Although numerous studies have documented the prognostic value of coronary artery calcium on noncontrast computed tomography of the heart, more recent studies are reporting the independent and incremental prognostic importance of the fat surrounding the heart (6). This EAT (or pericardial fat) is associated with multiple markers of inflammation, vascular dysfunction, and oxidative stress and also predicts major CVEs (6–8). Investigators have suggested that excessive nonsubcutaneous fat deposition may play a role in the function of surrounding tissues and organs through the inflammatory cytokines and free fatty acid secretion, leading to ischemia, cardiovascular disease, and coronary obstruction (7–9).
Epicardial fat volume, as a direct measure on computed tomography, may afford us newer insights into the differential effects of commonly used therapies.
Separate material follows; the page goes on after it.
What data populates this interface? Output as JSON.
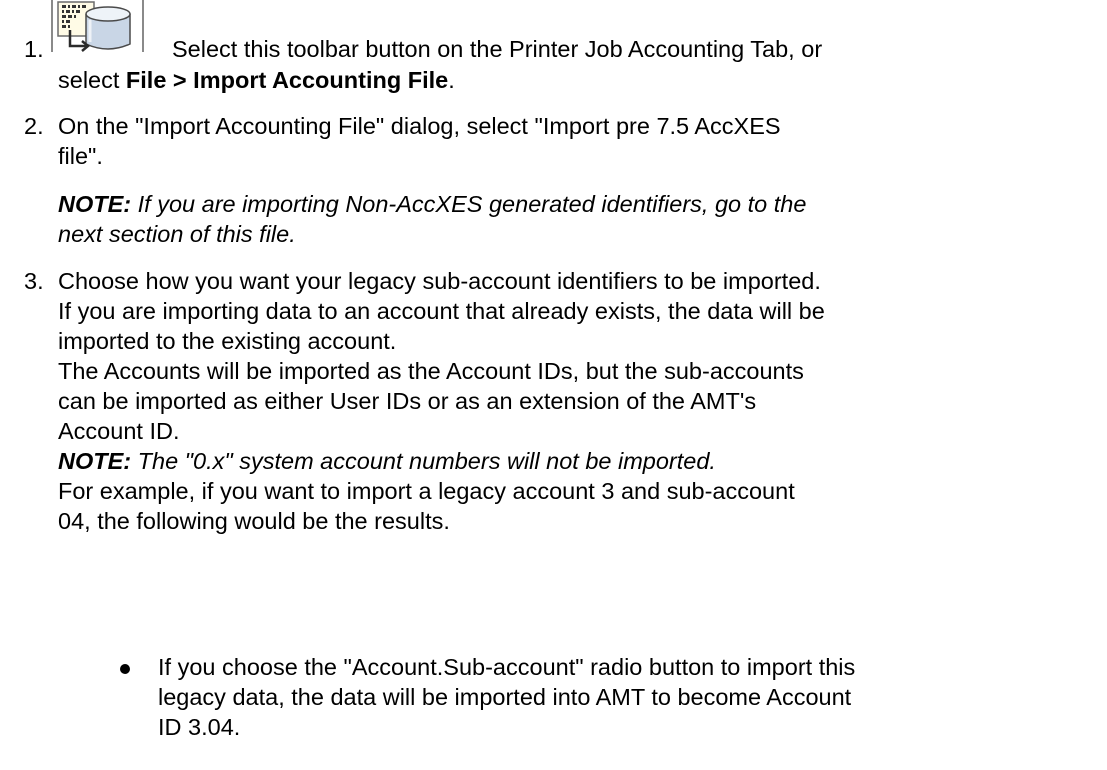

The potential use in evaluating drug therapy on cardiovascular disease risk and metabolism is significant. Newer oral hypoglycemic, anti-inflammatory, and lipid-lowering therapies can all potentially benefit from better techniques to evaluate their noncholesterol benefits. This study further validates the need to add to serum biomarkers with better techniques that can visualize changes associated with improved outcomes. However, before we use this new technique in clinical practice, outcome studies validating that progression of EAT is associated with increased CVEs and/or regression is associated with cardiovascular protection need to be conducted.
Dr. Budoff has reported that he has no relationships relevant to the contents of this paper to disclose.
↵⁎ Editorials published in the Journal of the American College of Cardiology reflect the views of the authors and do not necessarily represent the views of JACC or the American College of Cardiology.